The University of Louisiana at Lafayette has recently taken in at least 49 McNeese State University (MSU) students and counting, while still leaving room for students to quarantine in the dorms, according to Dawn Miller, interim housing director.
In an email sent by the Housing Office to university students, MSU students are not sharing rooms with UL Lafayette students, but may be sharing suites. They will also be following COVID-19 procedures.
“Over the weekend (Sept. 11-13) University Housing will begin to welcome McNeese students that have been displaced as a result of the storm. We will provide them with the facilities and tools they need to continue their fall semester in comfort and confidence,” reads the email.
Some students were waitlisted over the summer and decided to go home that UL Lafayette students were not getting priority, but Miller said that is not the case.
“After the semester started, some students chose not to come or chose to go home because they did not feel like they wanted to be on campus with online courses,” Miller said. “So that’s how we ended up with some available spaces.”
UL Lafayette has a total of 96 beds reserved for potential McNeese residents, according to MSU Dean of Students Kedrick Nicholas.

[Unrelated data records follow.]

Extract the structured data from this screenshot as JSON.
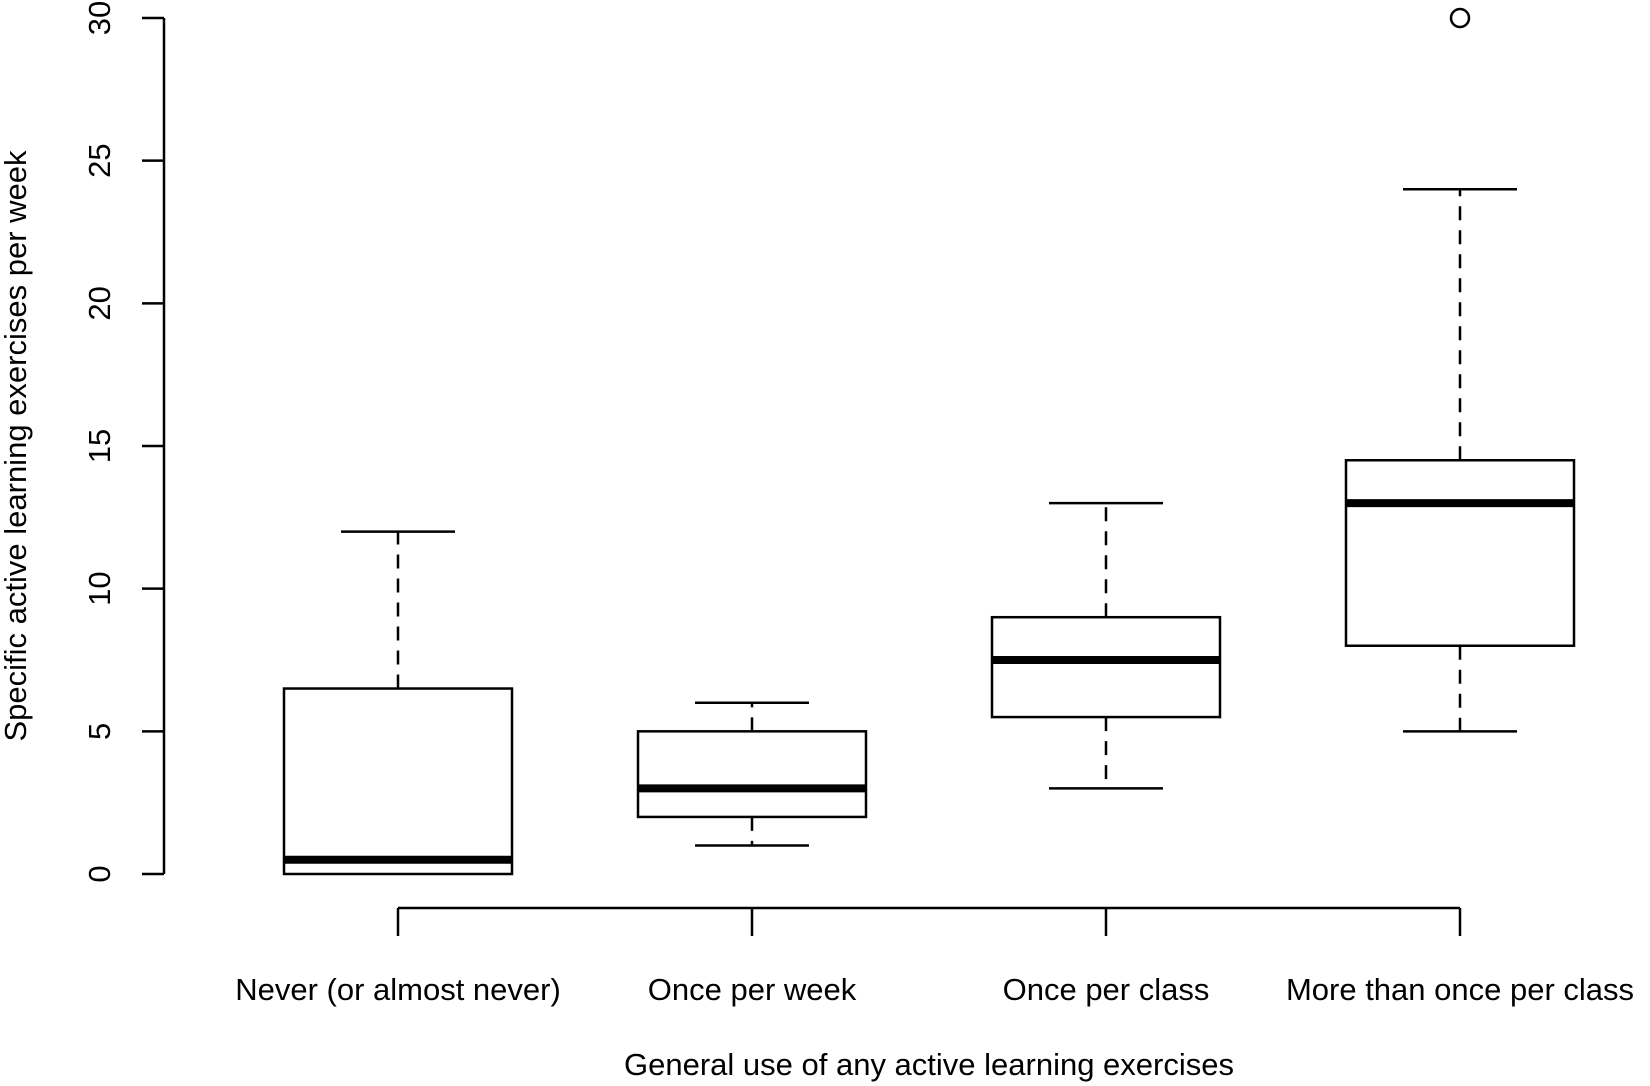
{
  "chart_data": {
    "type": "boxplot",
    "title": "",
    "xlabel": "General use of any active learning exercises",
    "ylabel": "Specific active learning exercises per week",
    "ylim": [
      0,
      30
    ],
    "yticks": [
      "0",
      "5",
      "10",
      "15",
      "20",
      "25",
      "30"
    ],
    "categories": [
      "Never (or almost never)",
      "Once per week",
      "Once per class",
      "More than once per class"
    ],
    "boxes": [
      {
        "category": "Never (or almost never)",
        "whisker_low": 0,
        "q1": 0,
        "median": 0.5,
        "q3": 6.5,
        "whisker_high": 12,
        "outliers": []
      },
      {
        "category": "Once per week",
        "whisker_low": 1,
        "q1": 2,
        "median": 3,
        "q3": 5,
        "whisker_high": 6,
        "outliers": []
      },
      {
        "category": "Once per class",
        "whisker_low": 3,
        "q1": 5.5,
        "median": 7.5,
        "q3": 9,
        "whisker_high": 13,
        "outliers": []
      },
      {
        "category": "More than once per class",
        "whisker_low": 5,
        "q1": 8,
        "median": 13,
        "q3": 14.5,
        "whisker_high": 24,
        "outliers": [
          30
        ]
      }
    ],
    "grid": false,
    "legend": "none",
    "colors": {
      "line": "#000000",
      "box_fill": "#ffffff",
      "background": "#ffffff"
    }
  }
}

Nicholas said he doesn’t expect to fill them all out, but the number may fluctuate as the semester goes by and housing opportunities change. For example, UL Lafayette recently took in MSU’s basketball team, who will be staying for about a month, according to Nicholas.
“The amount of gratitude that personally I have and that we have at the university for the UL campus and the administrators and the students and how welcoming and accommodating everybody has been to provide me with the space on that campus is big,” Nicholas said.

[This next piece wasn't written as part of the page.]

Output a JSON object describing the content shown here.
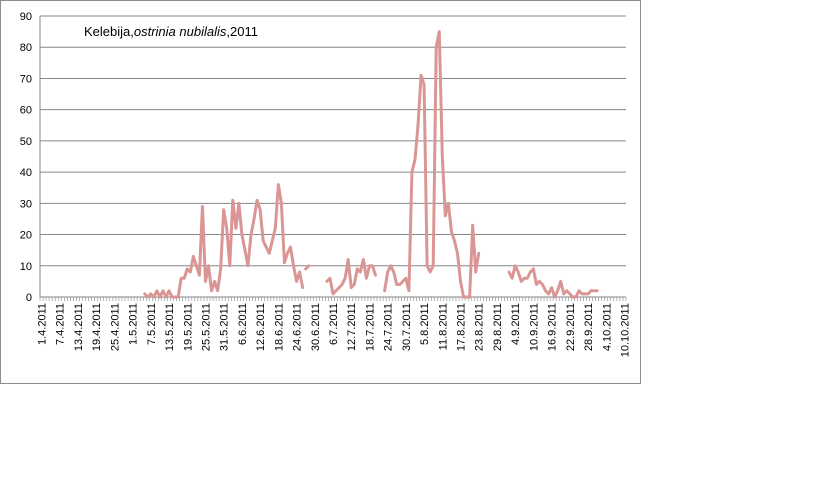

“We’re just very grateful and we look forward to our opportunity to return the goodness that we’ve received from all the campuses around the state but especially UL,” he also said.
Prior to Hurricane Laura, McNeese, much like UL Lafayette, had some of its classes in person — those such as labs that wouldn’t work nearly as well remotely.

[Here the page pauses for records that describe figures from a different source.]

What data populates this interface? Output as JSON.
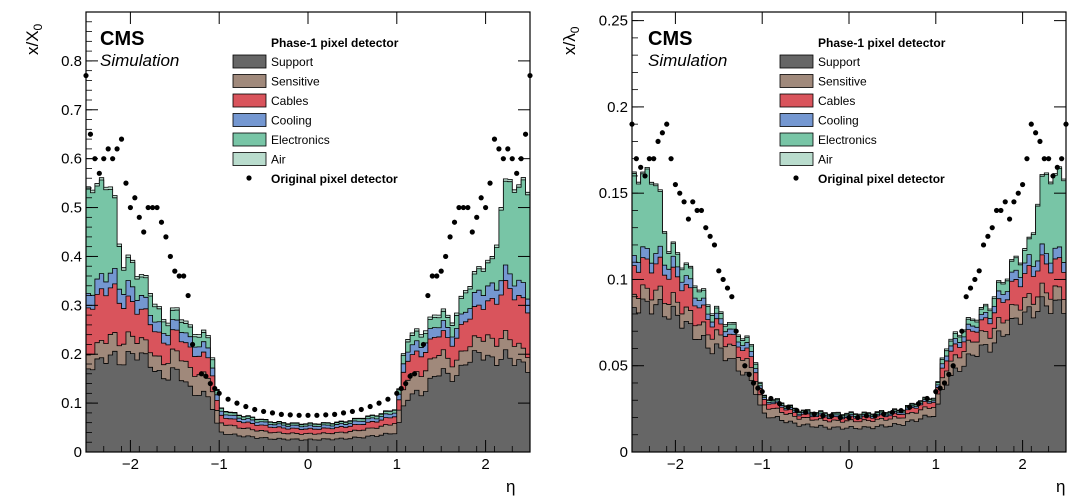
{
  "chart_data": [
    {
      "type": "area",
      "stacked": true,
      "ylabel": "x/X",
      "ylabel_sub": "0",
      "xlabel": "η",
      "xlim": [
        -2.5,
        2.5
      ],
      "ylim": [
        0,
        0.9
      ],
      "y_ticks": [
        {
          "v": 0,
          "label": "0"
        },
        {
          "v": 0.1,
          "label": "0.1"
        },
        {
          "v": 0.2,
          "label": "0.2"
        },
        {
          "v": 0.3,
          "label": "0.3"
        },
        {
          "v": 0.4,
          "label": "0.4"
        },
        {
          "v": 0.5,
          "label": "0.5"
        },
        {
          "v": 0.6,
          "label": "0.6"
        },
        {
          "v": 0.7,
          "label": "0.7"
        },
        {
          "v": 0.8,
          "label": "0.8"
        }
      ],
      "x_ticks": [
        {
          "v": -2,
          "label": "−2"
        },
        {
          "v": -1,
          "label": "−1"
        },
        {
          "v": 0,
          "label": "0"
        },
        {
          "v": 1,
          "label": "1"
        },
        {
          "v": 2,
          "label": "2"
        }
      ],
      "experiment": "CMS",
      "subtitle": "Simulation",
      "legend_title": "Phase-1 pixel detector",
      "legend_position": "top-center",
      "x": [
        0.0,
        0.2,
        0.4,
        0.6,
        0.8,
        1.0,
        1.1,
        1.2,
        1.3,
        1.4,
        1.5,
        1.6,
        1.7,
        1.8,
        1.9,
        2.0,
        2.1,
        2.2,
        2.3,
        2.4,
        2.5
      ],
      "series": [
        {
          "name": "Support",
          "color": "#666666",
          "values": [
            0.025,
            0.026,
            0.027,
            0.03,
            0.034,
            0.04,
            0.11,
            0.12,
            0.12,
            0.15,
            0.17,
            0.15,
            0.16,
            0.19,
            0.2,
            0.2,
            0.18,
            0.2,
            0.19,
            0.18,
            0.17
          ]
        },
        {
          "name": "Sensitive",
          "color": "#a0897b",
          "values": [
            0.012,
            0.012,
            0.013,
            0.015,
            0.017,
            0.02,
            0.04,
            0.04,
            0.04,
            0.04,
            0.04,
            0.03,
            0.03,
            0.03,
            0.03,
            0.04,
            0.04,
            0.04,
            0.04,
            0.03,
            0.03
          ]
        },
        {
          "name": "Cables",
          "color": "#d9545c",
          "values": [
            0.01,
            0.01,
            0.011,
            0.012,
            0.013,
            0.015,
            0.04,
            0.04,
            0.04,
            0.04,
            0.04,
            0.04,
            0.05,
            0.06,
            0.06,
            0.07,
            0.08,
            0.1,
            0.1,
            0.1,
            0.09
          ]
        },
        {
          "name": "Cooling",
          "color": "#7497d1",
          "values": [
            0.006,
            0.006,
            0.006,
            0.007,
            0.007,
            0.008,
            0.02,
            0.02,
            0.02,
            0.02,
            0.02,
            0.02,
            0.02,
            0.02,
            0.03,
            0.03,
            0.03,
            0.03,
            0.03,
            0.03,
            0.03
          ]
        },
        {
          "name": "Electronics",
          "color": "#78c5a6",
          "values": [
            0.004,
            0.004,
            0.004,
            0.005,
            0.005,
            0.006,
            0.02,
            0.02,
            0.02,
            0.02,
            0.02,
            0.02,
            0.03,
            0.04,
            0.04,
            0.05,
            0.05,
            0.18,
            0.18,
            0.21,
            0.2
          ]
        },
        {
          "name": "Air",
          "color": "#b9dccd",
          "values": [
            0.001,
            0.001,
            0.001,
            0.001,
            0.001,
            0.001,
            0.005,
            0.005,
            0.005,
            0.005,
            0.005,
            0.005,
            0.005,
            0.005,
            0.005,
            0.005,
            0.005,
            0.005,
            0.005,
            0.005,
            0.005
          ]
        }
      ],
      "points": {
        "name": "Original pixel detector",
        "x": [
          0.0,
          0.1,
          0.2,
          0.3,
          0.4,
          0.5,
          0.6,
          0.7,
          0.8,
          0.9,
          1.0,
          1.05,
          1.1,
          1.15,
          1.2,
          1.3,
          1.35,
          1.4,
          1.45,
          1.5,
          1.55,
          1.6,
          1.65,
          1.7,
          1.75,
          1.8,
          1.85,
          1.9,
          1.95,
          2.0,
          2.05,
          2.1,
          2.15,
          2.2,
          2.25,
          2.3,
          2.35,
          2.4,
          2.45,
          2.5
        ],
        "y": [
          0.075,
          0.075,
          0.076,
          0.077,
          0.08,
          0.083,
          0.087,
          0.093,
          0.1,
          0.108,
          0.12,
          0.13,
          0.14,
          0.155,
          0.16,
          0.22,
          0.32,
          0.36,
          0.36,
          0.37,
          0.4,
          0.44,
          0.47,
          0.5,
          0.5,
          0.5,
          0.45,
          0.48,
          0.52,
          0.5,
          0.55,
          0.64,
          0.62,
          0.6,
          0.62,
          0.6,
          0.57,
          0.6,
          0.65,
          0.77
        ]
      }
    },
    {
      "type": "area",
      "stacked": true,
      "ylabel": "x/λ",
      "ylabel_sub": "0",
      "xlabel": "η",
      "xlim": [
        -2.5,
        2.5
      ],
      "ylim": [
        0,
        0.255
      ],
      "y_ticks": [
        {
          "v": 0,
          "label": "0"
        },
        {
          "v": 0.05,
          "label": "0.05"
        },
        {
          "v": 0.1,
          "label": "0.1"
        },
        {
          "v": 0.15,
          "label": "0.15"
        },
        {
          "v": 0.2,
          "label": "0.2"
        },
        {
          "v": 0.25,
          "label": "0.25"
        }
      ],
      "x_ticks": [
        {
          "v": -2,
          "label": "−2"
        },
        {
          "v": -1,
          "label": "−1"
        },
        {
          "v": 0,
          "label": "0"
        },
        {
          "v": 1,
          "label": "1"
        },
        {
          "v": 2,
          "label": "2"
        }
      ],
      "experiment": "CMS",
      "subtitle": "Simulation",
      "legend_title": "Phase-1 pixel detector",
      "legend_position": "top-center",
      "x": [
        0.0,
        0.2,
        0.4,
        0.6,
        0.8,
        1.0,
        1.1,
        1.2,
        1.3,
        1.4,
        1.5,
        1.6,
        1.7,
        1.8,
        1.9,
        2.0,
        2.1,
        2.2,
        2.3,
        2.4,
        2.5
      ],
      "series": [
        {
          "name": "Support",
          "color": "#666666",
          "values": [
            0.014,
            0.014,
            0.015,
            0.016,
            0.019,
            0.022,
            0.04,
            0.045,
            0.05,
            0.055,
            0.06,
            0.06,
            0.065,
            0.07,
            0.075,
            0.08,
            0.08,
            0.085,
            0.085,
            0.085,
            0.085
          ]
        },
        {
          "name": "Sensitive",
          "color": "#a0897b",
          "values": [
            0.004,
            0.004,
            0.004,
            0.004,
            0.005,
            0.005,
            0.008,
            0.008,
            0.008,
            0.008,
            0.008,
            0.008,
            0.008,
            0.008,
            0.008,
            0.008,
            0.008,
            0.008,
            0.008,
            0.008,
            0.008
          ]
        },
        {
          "name": "Cables",
          "color": "#d9545c",
          "values": [
            0.002,
            0.002,
            0.002,
            0.002,
            0.003,
            0.003,
            0.006,
            0.006,
            0.006,
            0.006,
            0.006,
            0.008,
            0.01,
            0.012,
            0.014,
            0.014,
            0.016,
            0.016,
            0.016,
            0.016,
            0.016
          ]
        },
        {
          "name": "Cooling",
          "color": "#7497d1",
          "values": [
            0.001,
            0.001,
            0.001,
            0.001,
            0.001,
            0.001,
            0.003,
            0.003,
            0.003,
            0.003,
            0.003,
            0.003,
            0.004,
            0.005,
            0.005,
            0.006,
            0.006,
            0.006,
            0.006,
            0.006,
            0.006
          ]
        },
        {
          "name": "Electronics",
          "color": "#78c5a6",
          "values": [
            0.001,
            0.001,
            0.001,
            0.001,
            0.001,
            0.001,
            0.003,
            0.003,
            0.003,
            0.003,
            0.003,
            0.004,
            0.005,
            0.006,
            0.007,
            0.007,
            0.01,
            0.04,
            0.045,
            0.045,
            0.045
          ]
        },
        {
          "name": "Air",
          "color": "#b9dccd",
          "values": [
            0.0005,
            0.0005,
            0.0005,
            0.0005,
            0.0005,
            0.0005,
            0.001,
            0.001,
            0.001,
            0.001,
            0.001,
            0.001,
            0.001,
            0.001,
            0.001,
            0.001,
            0.001,
            0.001,
            0.001,
            0.001,
            0.001
          ]
        }
      ],
      "points": {
        "name": "Original pixel detector",
        "x": [
          0.0,
          0.1,
          0.2,
          0.3,
          0.4,
          0.5,
          0.6,
          0.7,
          0.8,
          0.9,
          1.0,
          1.05,
          1.1,
          1.15,
          1.2,
          1.3,
          1.35,
          1.4,
          1.45,
          1.5,
          1.55,
          1.6,
          1.65,
          1.7,
          1.75,
          1.8,
          1.85,
          1.9,
          1.95,
          2.0,
          2.05,
          2.1,
          2.15,
          2.2,
          2.25,
          2.3,
          2.35,
          2.4,
          2.45,
          2.5
        ],
        "y": [
          0.02,
          0.02,
          0.021,
          0.021,
          0.022,
          0.023,
          0.024,
          0.026,
          0.028,
          0.031,
          0.035,
          0.037,
          0.04,
          0.045,
          0.05,
          0.07,
          0.09,
          0.095,
          0.1,
          0.105,
          0.12,
          0.125,
          0.13,
          0.14,
          0.14,
          0.145,
          0.135,
          0.145,
          0.15,
          0.155,
          0.17,
          0.19,
          0.185,
          0.18,
          0.17,
          0.17,
          0.16,
          0.165,
          0.17,
          0.19
        ]
      }
    }
  ]
}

The storm and the displacement of its student body has almost reverted the campus back to what it was like in Spring of 2020 when COVID-19 first began breaking out in Louisiana, said Nicholas.
While not all the students have knowingly seen any MSU attendees, some are pleased that UL Lafayette has allowed them to stay on campus.
“I have like zero problems with them being here. I’ve always been a ‘from each according to their means to each according to their needs’ person, and if they don’t have a place to stay and we have that? That’s pretty nice, ”Jillian Mina, an environmental science major living in Huger Hall, wrote in a statement to the Vermillion.
Simbarashe Mambiri is an MSU graduate student staying at UL Lafayette, and he had only good things to say about his welcome to the campus. He said the campus had been very warm to him and commended UL Lafayette’s and MSU’s faculty and staff for making it easy to get back into the swing of things with school.
“And that’s what a lot of our students need right now, to be able to just to focus on schooling and take their minds off of these things that happened a couple of weeks ago with hurricane Laura,” Mambiri said.
Since their arrival on campus, the MSU students have made their own group chat. They keep up communication amongst each other through it, and Mambiri said he’s even struck up conversations with some of UL Lafayette’s own.
“I’ve bumped into a number of Residential Assistants (RA) and chatted with them and I’m hoping that by the end of the semester I’ll have made a lot more great friends here in Lafayette,” Mambiri said.